The date of July 19 applies to England only. In other parts of the UK, such as Wales and Scotland, they follow their own roadmap.

But while the British government has been proclaiming the ‘learn to live with covid’ message for days, the debate rages on. Is easing such a good idea now that the delta variant is on the rise?

Medical experts and opposition members ask for more clarity about what exactly ‘living with the virus’ means: what corona death rate and how many cases of long covid are now acceptable to the British government?

Increasing infections vs low hospital admissions

The number of infections with the new delta variant is increasing rapidly in the United Kingdom. Where the daily average in the week of June 1 was still around 4,000 infections, this is now, a month later, about six times higher: around 24,000 per day.

Due to the effectiveness of vaccines, hospital admissions appear to remain low for the time being. Medical experts also confirm that the link between the number of infections and the number of admissions has weakened considerably.

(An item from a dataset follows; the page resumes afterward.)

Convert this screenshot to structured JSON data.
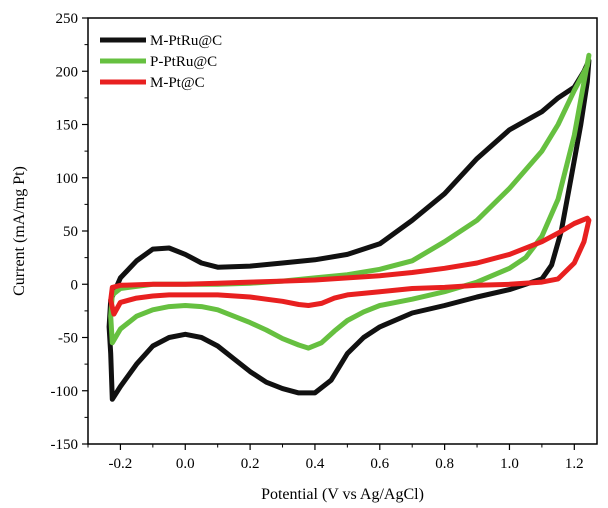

Nowhere in Europe has so much been vaccinated as in the United Kingdom. About two-thirds of the adult population (63 percent) have had a second dose, and 86 percent have received a first injection, the latest figures show.

It is precisely because of this vaccination success that we can now give people back their freedoms, Johnson believes. Although the prime minister emphasizes that the pandemic is not over and that the risks of covid-19 must continue to be carefully assessed.

‘Own responsibility’

In this new phase, it will not be the government that dictates what we can and cannot do, but we should ‘use our own common sense’ according to Johnson. So how much distance you keep and how you protect yourself becomes your own responsibility – even if it can lead to conflict with others.

The discussion about this has already started in the media: do you wear a face mask in the crowded London Underground or not? On this point, the views of local mayors, the national railways and the British government already seem to clash. For example, the mayor of London, Sadiq Khan, calls on the government to wear a mouth mask obliged to keep on public transport.